Business volumes for UK tech firms rose at the slowest rate since mid-2013, mostly because of uncertainty and delays with clients’ decision making ahead of the general election, a new survey has found.
The tech sector business activity index was at 55.7 at the end of the first quarter of 2015, down from 59.6 during the same period last year to sink to its second-lowest since mid-2013, figures from KPMG’s Tech Monitor UK have shown.
“It is an important message to political parties of all persuasion in the upcoming general election that the sector is worthy of support and focus, particularly when it comes to promoting the sector and investing in STEM-based education that is so vital to meeting the demands of tomorrow’s tech businesses,” Tudor Aw, partner and head of technology sector at KPMG, said.
However, the survey indicated a slight increase (five per cent) in hiring plans over the year in the tech sector.
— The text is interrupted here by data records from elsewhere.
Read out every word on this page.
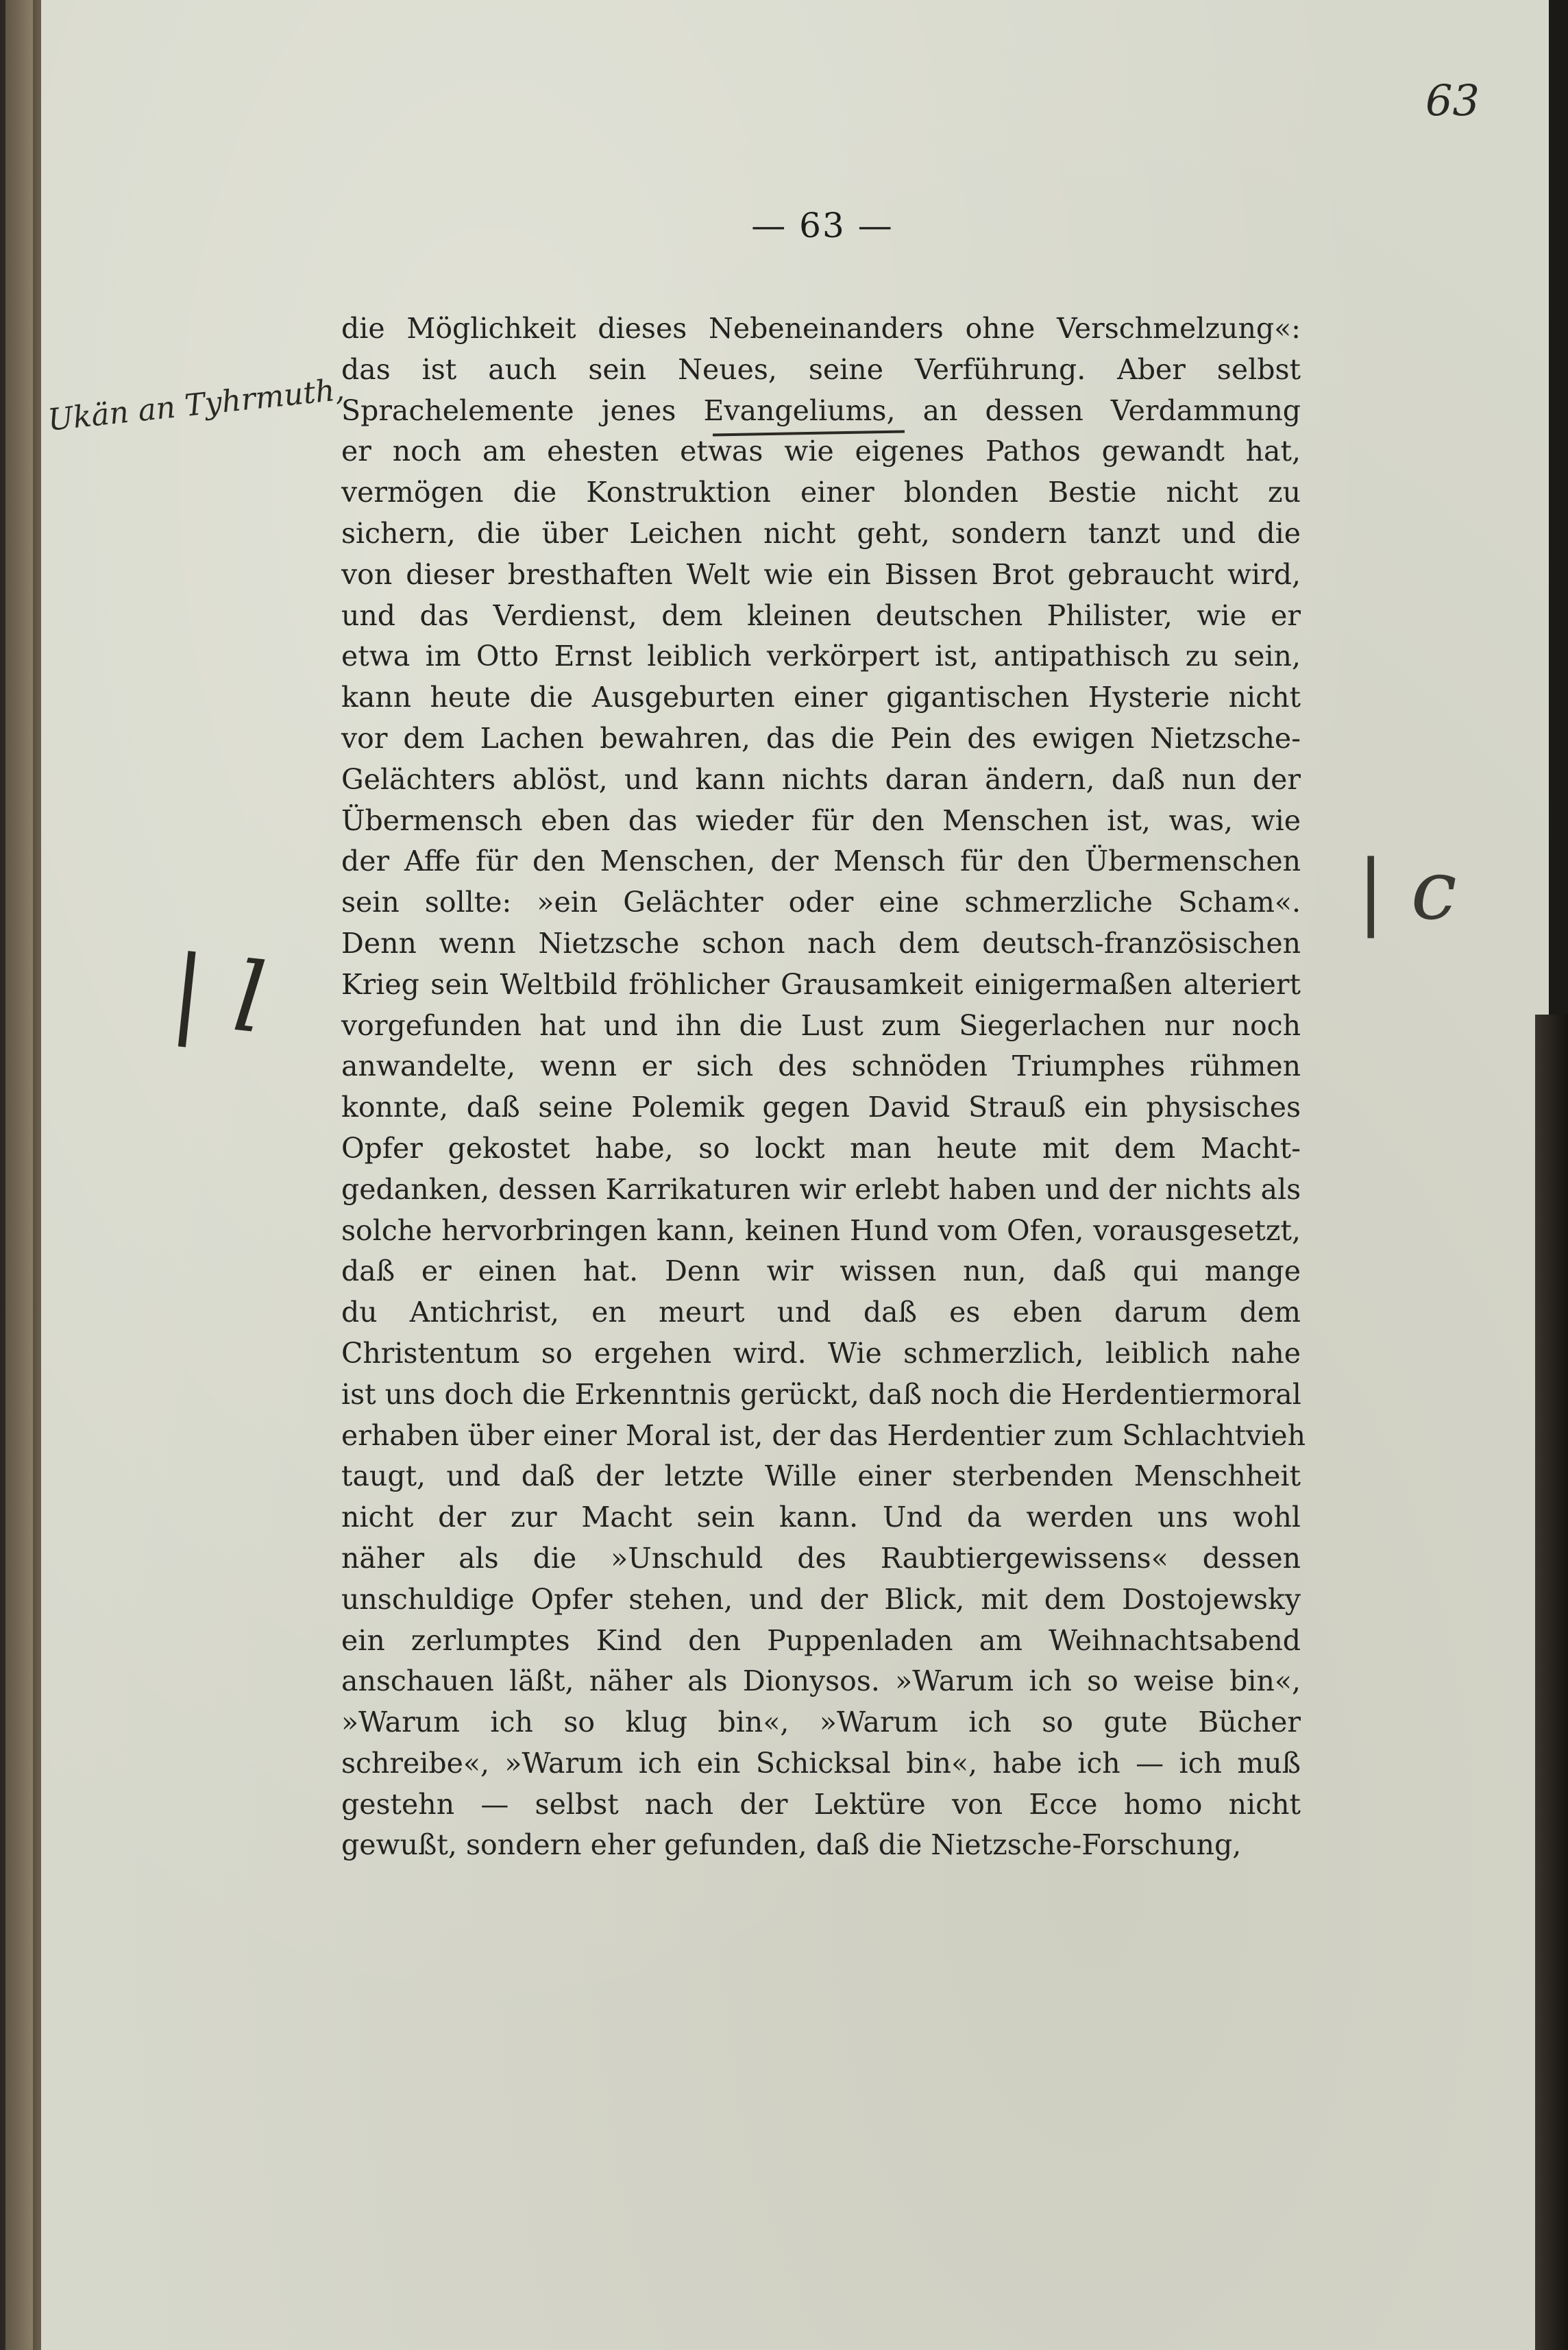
63
— 63 —
Ukän an Tyhrmuth,
| l
| c
die Möglichkeit dieses Nebeneinanders ohne Verschmelzung«:
das ist auch sein Neues, seine Verführung. Aber selbst
Sprachelemente jenes Evangeliums, an dessen Verdammung
er noch am ehesten etwas wie eigenes Pathos gewandt hat,
vermögen die Konstruktion einer blonden Bestie nicht zu
sichern, die über Leichen nicht geht, sondern tanzt und die
von dieser bresthaften Welt wie ein Bissen Brot gebraucht wird,
und das Verdienst, dem kleinen deutschen Philister, wie er
etwa im Otto Ernst leiblich verkörpert ist, antipathisch zu sein,
kann heute die Ausgeburten einer gigantischen Hysterie nicht
vor dem Lachen bewahren, das die Pein des ewigen Nietzsche-
Gelächters ablöst, und kann nichts daran ändern, daß nun der
Übermensch eben das wieder für den Menschen ist, was, wie
der Affe für den Menschen, der Mensch für den Übermenschen
sein sollte: »ein Gelächter oder eine schmerzliche Scham«.
Denn wenn Nietzsche schon nach dem deutsch-französischen
Krieg sein Weltbild fröhlicher Grausamkeit einigermaßen alteriert
vorgefunden hat und ihn die Lust zum Siegerlachen nur noch
anwandelte, wenn er sich des schnöden Triumphes rühmen
konnte, daß seine Polemik gegen David Strauß ein physisches
Opfer gekostet habe, so lockt man heute mit dem Macht-
gedanken, dessen Karrikaturen wir erlebt haben und der nichts als
solche hervorbringen kann, keinen Hund vom Ofen, vorausgesetzt,
daß er einen hat. Denn wir wissen nun, daß qui mange
du Antichrist, en meurt und daß es eben darum dem
Christentum so ergehen wird. Wie schmerzlich, leiblich nahe
ist uns doch die Erkenntnis gerückt, daß noch die Herdentiermoral
erhaben über einer Moral ist, der das Herdentier zum Schlachtvieh
taugt, und daß der letzte Wille einer sterbenden Menschheit
nicht der zur Macht sein kann. Und da werden uns wohl
näher als die »Unschuld des Raubtiergewissens« dessen
unschuldige Opfer stehen, und der Blick, mit dem Dostojewsky
ein zerlumptes Kind den Puppenladen am Weihnachtsabend
anschauen läßt, näher als Dionysos. »Warum ich so weise bin«,
»Warum ich so klug bin«, »Warum ich so gute Bücher
schreibe«, »Warum ich ein Schicksal bin«, habe ich — ich muß
gestehn — selbst nach der Lektüre von Ecce homo nicht
gewußt, sondern eher gefunden, daß die Nietzsche-Forschung,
It also found that tech sector employment has expanded by almost 15 per cent since 2010 – around three times the pace of the overall UK jobs market – with the UK tech sector directly accounting for one million jobs.
“The results continue the theme of a robust and thriving UK tech sector that outstrips the wider UK economy,” said Aw. “Importantly, the sustained rise in tech business activity that we have seen in recent years has translated to reinvestment in capital expenditure and job hiring, again at a rate that has been much higher than other UK sectors.”
Almost eight times as many UK tech companies (55 per cent) anticipated a rise in business activity over the next 12 months compared to those forecasting a fall (seven per cent).
However, there is evidence that renewed risk aversion within domestic and external markets has held back near-term growth momentum ahead of the general election this week.